However, I'm still waiting on some 2009-dated coins...in 2011. I don't take this as a bad thing. I'm glad that I'm not finished yet. It makes roll-searching fun. I think collectors have forgotten this joy.
When reading on various websites, you get a lot of entitled-sounding comments about collectors angry that their bank isn't providing them with new coins (not their job assholes: their job is to provide the denominations, not specifically-dated ones). Some would even blame the mint for not making them available to the public like that's their job (not their job either: their job is to provide coins as needed for commerce. No demand, no production. It is that simple). There was also considerable uproar that no 2009-dated proof Silver Eagles were made when again, that's not why those silver "dollars" were authorized back in 1986. I don't collect them, but I think the "missing proof" adds character to the set much like coins in previous years might not get produced by every mint every year. It'll also add a natural dividing line to the set as it inevitably grows from 2010 onward. I'd hate to see today's collectors back then. The fact that this "outrage" succeeding in getting the law amended to guarantee proofs for collectors really pissed me off. We cherish the rare coins of yesteryear (e.g. 1916 Standing Liberty quarter: 52,000 made...worth thousands of dollars if you have one in any condition). I can only imagine today's collectors would be outraged that so few had been made instead of being eager to acquire one based on the way they were annoyed that the various Lincoln Bicentennial Cents were only reaching selected areas in the country. I hate modern collectors: a bunch of entitled crybabies. Look at silver coin production in the 1880s when a flood of silver coins returned to the country after the paper dollar and gold dollar achieved parity in 1878, almost nineteen years after the Civil War started, a war whose cost not only upset the balance but whose uncertain times were the cause of those coins being exported for safe-keeping in the first place. Dime production returned to normal fairly quickly but the mint only made nominal mintages for quarters and half dollars for a long time afterward (and by nominal, I mean a few thousand when production in the low millions beforehand was common). In fact half dollars didn't return to normal until 1891. Imagine today's Me!-Me!-Me! short-sighted collectors learning about that!
Anyways...
Previous years most of the coins and mintmarks could be found by June (the quarters being the only exception as the designs for each state were released at specific points throughout the year but I would still usually have both the Philadelphia and Denver versions within six months of release...sometimes sooner). I'm glad it hasn't become quickly boring.
My only holdouts are the 2009-D dime and the Denver quarters for Puerto Rico, American Samoa, and the Northern Marianas Islands. I've only recently gotten the Type II "rail splitter" and Type IV "presidency" Denver cents. 2009-dated cents, dimes, and quarters show up once-in-a-while but 2009 nickels are essentially absent.
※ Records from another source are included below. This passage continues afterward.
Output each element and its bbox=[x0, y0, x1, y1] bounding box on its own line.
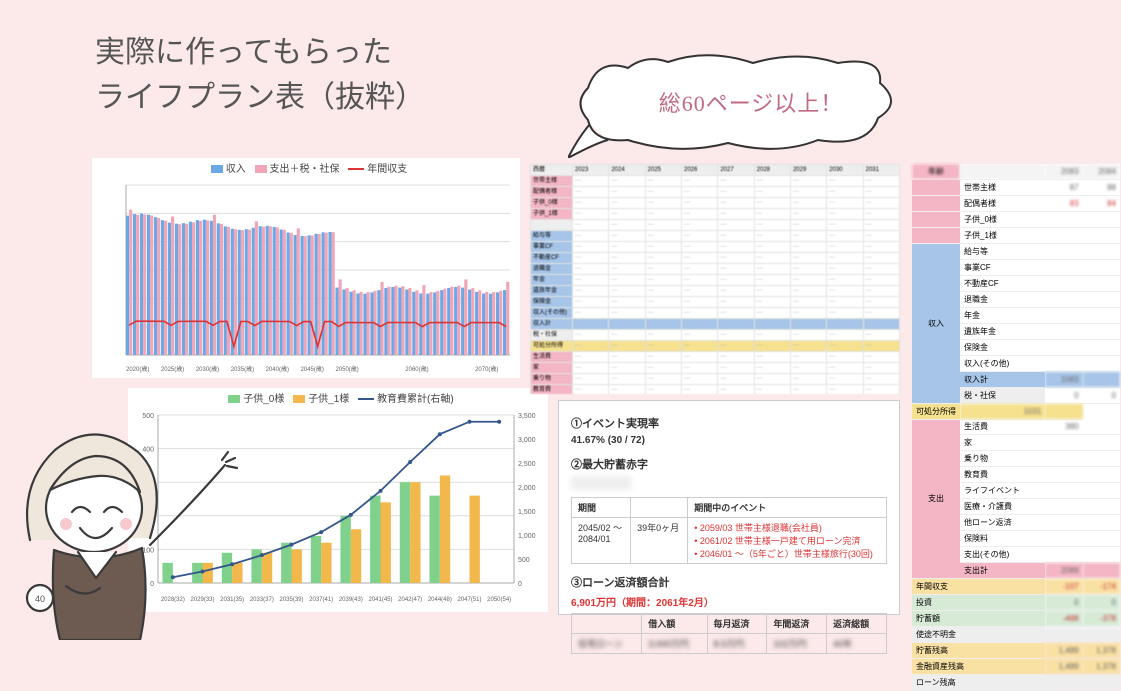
svg-text:2042(47): 2042(47) bbox=[398, 597, 422, 603]
bubble-text: 総60ページ以上！ bbox=[626, 86, 876, 118]
svg-text:2050(歳): 2050(歳) bbox=[335, 365, 358, 373]
svg-text:2070(歳): 2070(歳) bbox=[475, 365, 498, 373]
svg-text:3,500: 3,500 bbox=[518, 413, 536, 420]
svg-text:40: 40 bbox=[35, 594, 45, 604]
svg-text:500: 500 bbox=[518, 557, 530, 564]
event-summary-panel: ①イベント実現率 41.67% (30 / 72) ②最大貯蓄赤字 期間期間中の… bbox=[558, 400, 900, 615]
svg-text:1,000: 1,000 bbox=[518, 533, 536, 540]
svg-text:2025(歳): 2025(歳) bbox=[161, 365, 184, 373]
loan-total-title: ③ローン返済額合計 bbox=[571, 574, 887, 590]
svg-text:2060(歳): 2060(歳) bbox=[405, 365, 428, 373]
svg-text:2044(48): 2044(48) bbox=[428, 597, 452, 603]
event-rate-value: 41.67% (30 / 72) bbox=[571, 435, 887, 446]
loan-table: 借入額毎月返済年間返済返済総額 住宅ローン3,000万円8.5万円102万円40… bbox=[571, 613, 887, 654]
svg-text:2037(41): 2037(41) bbox=[309, 597, 333, 603]
svg-text:0: 0 bbox=[518, 581, 522, 588]
woman-illustration: 40 bbox=[0, 390, 270, 640]
summary-table: 年齢20832084世帯主様8788配偶者様8384子供_0様子供_1様収入給与… bbox=[912, 164, 1120, 630]
max-deficit-title: ②最大貯蓄赤字 bbox=[571, 456, 887, 472]
deficit-table: 期間期間中のイベント 2045/02 ～2084/01 39年0ヶ月 • 205… bbox=[571, 497, 887, 564]
chart-income-expense: 収入 支出＋税・社保 年間収支 2020(歳) 2025(歳) 2030(歳) 203… bbox=[92, 158, 520, 378]
svg-text:2030(歳): 2030(歳) bbox=[196, 365, 219, 373]
svg-text:2035(39): 2035(39) bbox=[279, 597, 303, 603]
svg-text:3,000: 3,000 bbox=[518, 437, 536, 444]
chart1-svg: 2020(歳) 2025(歳) 2030(歳) 2035(歳) 2040(歳) 2045(… bbox=[92, 179, 520, 377]
svg-text:2020(歳): 2020(歳) bbox=[126, 365, 149, 373]
page-title: 実際に作ってもらったライフプラン表（抜粋） bbox=[95, 30, 425, 120]
svg-text:2,000: 2,000 bbox=[518, 485, 536, 492]
cashflow-mini-grid: 西暦202320242025202620272028202920302031世帯… bbox=[530, 164, 900, 394]
svg-text:2,500: 2,500 bbox=[518, 461, 536, 468]
blurred-amount bbox=[571, 476, 631, 490]
svg-text:2035(歳): 2035(歳) bbox=[231, 365, 254, 373]
svg-text:2040(歳): 2040(歳) bbox=[266, 365, 289, 373]
svg-text:2039(43): 2039(43) bbox=[339, 597, 363, 603]
event-rate-title: ①イベント実現率 bbox=[571, 415, 887, 431]
svg-text:2041(45): 2041(45) bbox=[368, 597, 392, 603]
loan-total-amount: 6,901万円（期間：2061年2月） bbox=[571, 594, 887, 609]
svg-text:1,500: 1,500 bbox=[518, 509, 536, 516]
chart1-legend: 収入 支出＋税・社保 年間収支 bbox=[92, 158, 520, 179]
speech-bubble: 総60ページ以上！ bbox=[568, 48, 908, 158]
svg-text:2050(54): 2050(54) bbox=[487, 597, 511, 603]
svg-text:2045(歳): 2045(歳) bbox=[301, 365, 324, 373]
svg-text:2047(51): 2047(51) bbox=[457, 597, 481, 603]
I wonder where they were released? They haven't yet made their way to me. I've seen exactly three 2009 nickels so far (four if you count the proof set I got for Christmas). I got a 2009-P and 2009-D nickel from customers and I found another 2009-P nickel on the floor while cleaning. I have yet to see one turn up in a nickel roll. I know they'll never have value in anything less than MS-60, but I feel compelled to keep each one I will find. I wonder if I'll manage to get both the 2011-P&D dimes before I find a 2009-D one? That'd be cool. Yes, I have low expectations for my life :-)
Where are you?!! |
2009 had the lowest production for circulating coins in over forty years. There will be no rarities from this production although there might be some condition rarities if the mint didn't insist on releasing Mint Sets every year guaranteeing uncirculated coins for collectors. Look at the prices for 1982 and 1983 quarters where a combination of no Mint Sets and collector ennui led to few of those overproduced coins being saved. Bet you wish you had an uncirculated roll or two lying around! I don't like Mint Sets, they're like cheating and plus they get released too early which is why the 1999 Mint and Proof Sets don't have the Susan B. Anthony dollar in them which was unexpectedly produced that year for the first time since 1981. They should be released the year after to cover for such possibilities. I'll admit I have a soft spot for the 1999 SBA dollar: it just may be the only mini-dollar ever wanted by commerce.
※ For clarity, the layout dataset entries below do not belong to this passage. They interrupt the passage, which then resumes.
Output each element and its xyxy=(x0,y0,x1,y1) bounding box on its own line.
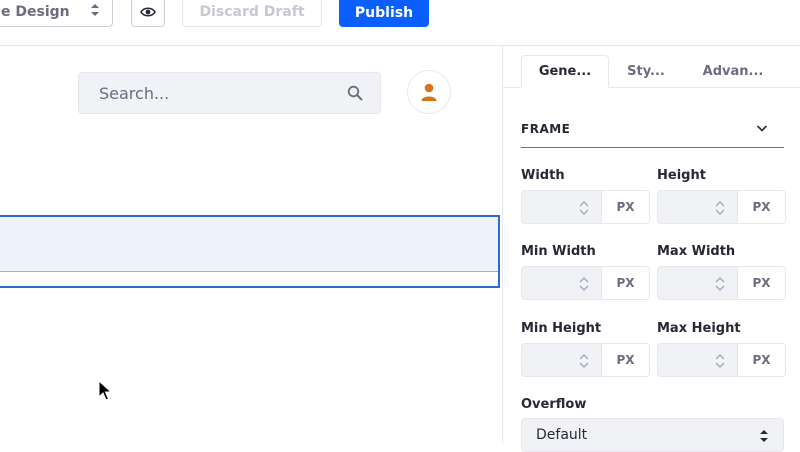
tab-advanced[interactable]: Advan... xyxy=(688,55,778,87)
min-width-field: PX xyxy=(521,266,650,300)
preview-button[interactable] xyxy=(131,0,165,27)
max-width-field: PX xyxy=(657,266,786,300)
height-input[interactable] xyxy=(657,190,738,224)
configuration-panel: Gene... Sty... Advan... FRAME Width PX H… xyxy=(502,46,800,452)
min-width-unit-button[interactable]: PX xyxy=(602,266,650,300)
spinner-icon[interactable] xyxy=(715,276,725,292)
overflow-select[interactable]: Default xyxy=(521,418,784,452)
frame-section-header[interactable]: FRAME xyxy=(521,116,784,148)
chevron-down-icon[interactable] xyxy=(756,122,768,134)
search-input[interactable] xyxy=(97,82,331,104)
panel-tabs: Gene... Sty... Advan... xyxy=(503,55,800,88)
max-width-unit-button[interactable]: PX xyxy=(738,266,786,300)
discard-draft-button[interactable]: Discard Draft xyxy=(182,0,322,27)
spinner-icon[interactable] xyxy=(715,353,725,369)
min-width-label: Min Width xyxy=(521,244,596,259)
min-height-unit-button[interactable]: PX xyxy=(602,343,650,377)
user-avatar-button[interactable] xyxy=(407,70,451,114)
search-bar xyxy=(78,72,381,114)
width-label: Width xyxy=(521,168,565,183)
mouse-pointer-icon xyxy=(98,380,112,401)
max-height-label: Max Height xyxy=(657,321,741,336)
width-input[interactable] xyxy=(521,190,602,224)
overflow-label: Overflow xyxy=(521,397,587,412)
height-unit-button[interactable]: PX xyxy=(738,190,786,224)
caret-double-icon xyxy=(760,430,768,442)
caret-double-icon xyxy=(91,4,99,16)
width-field: PX xyxy=(521,190,650,224)
page-design-select[interactable]: e Design xyxy=(0,0,113,27)
overflow-select-value: Default xyxy=(536,427,588,443)
min-height-label: Min Height xyxy=(521,321,602,336)
eye-icon xyxy=(140,7,156,17)
search-icon[interactable] xyxy=(347,85,363,101)
page-editor-canvas xyxy=(0,46,502,443)
fragment-drop-zone[interactable] xyxy=(0,217,498,272)
user-icon xyxy=(421,83,437,101)
min-height-field: PX xyxy=(521,343,650,377)
width-unit-button[interactable]: PX xyxy=(602,190,650,224)
min-width-input[interactable] xyxy=(521,266,602,300)
selected-fragment[interactable] xyxy=(0,215,500,288)
spinner-icon[interactable] xyxy=(579,276,589,292)
frame-section-title: FRAME xyxy=(521,122,571,136)
top-toolbar: e Design Discard Draft Publish xyxy=(0,0,800,46)
max-height-unit-button[interactable]: PX xyxy=(738,343,786,377)
spinner-icon[interactable] xyxy=(715,200,725,216)
tab-styles[interactable]: Sty... xyxy=(616,55,676,87)
height-field: PX xyxy=(657,190,786,224)
page-design-select-label: e Design xyxy=(1,4,70,20)
min-height-input[interactable] xyxy=(521,343,602,377)
spinner-icon[interactable] xyxy=(579,353,589,369)
height-label: Height xyxy=(657,168,706,183)
tab-general[interactable]: Gene... xyxy=(521,55,609,88)
max-height-input[interactable] xyxy=(657,343,738,377)
spinner-icon[interactable] xyxy=(579,200,589,216)
publish-button[interactable]: Publish xyxy=(339,0,429,27)
max-width-input[interactable] xyxy=(657,266,738,300)
max-width-label: Max Width xyxy=(657,244,736,259)
max-height-field: PX xyxy=(657,343,786,377)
It's also amazing that the mint could not produce fewer than a billion cents per mint despite this being one of the worst years for coin production since the 1950s (1.1 Billion for Philadelphia and 1.2 Billion for Denver). But whatever, it does make searching for 2009-dated coins something that collectors both now and in the future will enjoy. It'll be that likely hole in their Whitman folders which they will be ecstatic to fill. I eagerly go through any roll I open hoping to find one of the 2009 coins I need to fill in the holes in my Whitman board although I hate that I attach joy to finding a coin whose date coincides with the same year my father died...
ADDENDUM: My 2011 virginity was taken by the Lincoln Cent on February 24, 2011 which is earlier than has been usual for the past few years leading me to suspect that our area had received a shipment of new cents. My suspicions were confirmed today on the 28th when I received two rolls of 2011 cents at work. The coin wrapping machines must handle them roughly as all of them have scratches on the high points of the design.